The newsroom transitions are becoming messy. Word of Disney’s choice leaked days before the company was ready to acknowledge it. Staffers at CBS News are working knowing that the unit’s two top executives are departing. In years past, a company like ABC News had already identified a successor when the time came for executives like David Westin or Ben Sherwood to leave. Meanwhile, CNN can expect the Zucker situation to spur reams of guesswork as 2022 draws closer (there are many people in the industry who think the CNN chief may end up staying).

For all the drama in TV newsrooms as of late, the executives being picked to take over do not hail from left field. CBS News’ Godwin has a long history of managing large newsrooms. She is the first Black executive to oversee a broadcast network news operation. Executives surfacing in recent speculation about CBS News successors include Alex Wallace, head of media and content at Verizon Media, and a former senior vice president at NBC News who supervised “Today” and “NBC Nightly News.” CBS News has declined to comment on any search process or Zirinsky’s potential departure.

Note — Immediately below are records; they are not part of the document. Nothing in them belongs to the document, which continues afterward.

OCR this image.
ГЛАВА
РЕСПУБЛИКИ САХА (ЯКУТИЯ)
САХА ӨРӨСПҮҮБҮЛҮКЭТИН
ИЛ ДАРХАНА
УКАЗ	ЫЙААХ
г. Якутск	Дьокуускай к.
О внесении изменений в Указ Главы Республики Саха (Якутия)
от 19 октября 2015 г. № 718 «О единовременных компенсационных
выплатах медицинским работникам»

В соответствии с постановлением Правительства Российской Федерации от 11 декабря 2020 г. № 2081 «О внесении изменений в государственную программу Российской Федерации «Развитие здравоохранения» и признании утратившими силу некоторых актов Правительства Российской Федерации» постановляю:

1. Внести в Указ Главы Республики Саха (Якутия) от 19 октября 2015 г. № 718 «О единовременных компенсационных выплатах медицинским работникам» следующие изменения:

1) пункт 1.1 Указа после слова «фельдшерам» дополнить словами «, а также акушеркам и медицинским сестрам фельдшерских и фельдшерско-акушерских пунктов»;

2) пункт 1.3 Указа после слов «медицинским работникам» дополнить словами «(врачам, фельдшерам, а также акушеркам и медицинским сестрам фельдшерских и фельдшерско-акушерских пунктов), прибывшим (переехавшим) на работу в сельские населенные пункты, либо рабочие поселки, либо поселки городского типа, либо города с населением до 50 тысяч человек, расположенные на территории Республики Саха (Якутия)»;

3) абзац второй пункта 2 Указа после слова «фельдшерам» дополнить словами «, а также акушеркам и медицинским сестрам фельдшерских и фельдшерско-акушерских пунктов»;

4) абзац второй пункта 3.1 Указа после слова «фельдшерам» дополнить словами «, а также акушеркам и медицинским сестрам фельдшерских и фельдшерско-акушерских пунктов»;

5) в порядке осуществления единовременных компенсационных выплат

News executives have plenty of options these days. They can produce for an ever-widening array of players in the content game, or try their hand at upstart ventures that run the gamut from Graydon Carter’s Air Mail to outlets like Vice or Vox. That means a never-ending stream of candidates who can help a media executive shake up a news division at any moment. The parade of executives moving to and fro is likely to continue.